On April 24, 2009, ten years after the PRC Contract Law was adopted, the Supreme People's Court of China issued the Interpretation of Several Issues Concerning the Application of the "PRC Contract Law" (2) ("Interpretation"). Some of the clarifications brought by the Supreme Court have a major impact on business contracts.
The regulation of standard form clauses is one such area. Under Article 39 of the Contract Law, a party that provides standard form clauses has the obligation to draw the other party's attention to limitations and exclusions of liability and explain them on request. The Interpretation clarifies how this obligation may be satisfied: if the drafting party uses language, signs, script or other means that sufficiently draw the other party's attention to the relevant clauses, and gives explanations requested by the other party, the requirement of Article 39 is deemed satisfied. Companies that conduct business in the PRC should review their standard form contracts and highlight relevant clauses accordingly. To reduce the risk of disputes, companies should consider including an explicit acknowledgement by the other party that it has received all explanations it requested in their standard forms.

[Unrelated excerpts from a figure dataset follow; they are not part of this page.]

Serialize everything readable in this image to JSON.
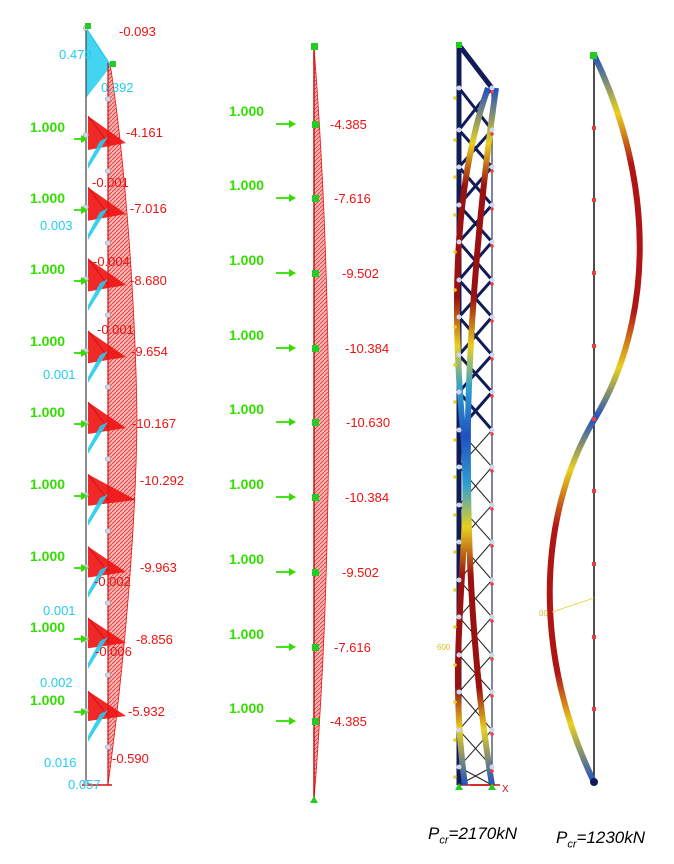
{
  "colors": {
    "diagram_fill": "#ee1111",
    "load_arrow": "#33dd00",
    "member_cyan": "#22ccee",
    "dark_frame": "#101c5a",
    "mode_high": "#9b1010",
    "mode_mid": "#e8d020",
    "mode_low": "#2050c0"
  },
  "panel1": {
    "load_labels": [
      "1.000",
      "1.000",
      "1.000",
      "1.000",
      "1.000",
      "1.000",
      "1.000",
      "1.000",
      "1.000"
    ],
    "chord_values": [
      "-0.093",
      "-4.161",
      "-7.016",
      "-8.680",
      "-9.654",
      "-10.167",
      "-10.292",
      "-9.963",
      "-8.856",
      "-5.932",
      "-0.590"
    ],
    "cyan_values": [
      "0.470",
      "0.392",
      "0.003",
      "0.001",
      "0.001",
      "0.002",
      "0.016",
      "0.057"
    ],
    "small_red_values": [
      "-0.001",
      "-0.004",
      "-0.001",
      "-0.002",
      "-0.006"
    ]
  },
  "panel2": {
    "load_labels": [
      "1.000",
      "1.000",
      "1.000",
      "1.000",
      "1.000",
      "1.000",
      "1.000",
      "1.000",
      "1.000"
    ],
    "values": [
      "-4.385",
      "-7.616",
      "-9.502",
      "-10.384",
      "-10.630",
      "-10.384",
      "-9.502",
      "-7.616",
      "-4.385"
    ]
  },
  "panel3": {
    "side_tag": "600",
    "axis_tag": "X"
  },
  "panel4": {
    "side_tag": "00"
  },
  "captions": {
    "p_label": "P",
    "p_sub": "cr",
    "left_value": "=2170kN",
    "right_value": "=1230kN"
  }
}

Liquidated damages clauses are another potential source of disputes. The PRC Contract Law does not recognize the concept of liquidated damages, but treats them as penalties, which courts may increase if they are lower than the actual loss or reduce if they are "excessively" higher than the actual loss. The Interpretation determines how courts may exercise this power: (1) liquidated damages may only be increased up to the amount of the actual loss, and no further claim for losses may be allowed; (2) the Court may deem liquidated damages "excessively high" if they exceed the actual loss by 30%; and (3) when reducing excessively high liquidated damages, the Court must take the actual loss as its starting point, but must also consider other factors such as performance of the contract, the degree of each party's fault and expected profits, and make a decision "weighing the principles of equity and good faith." This provision makes the outcome of disputes over liquidated damages clauses somewhat more predictable than before.
When the effectiveness of a contract is subject to government approval, the contract party in charge of the approval process can often prevent the contract from becoming effective, if it no longer wishes to be bound by it. The Interpretation now allows PRC courts to authorize the other party to carry out government approval procedures when one party fails in its obligation to do so. When faced with obstructive tactics by their counterparty, companies should consider applying for this remedy.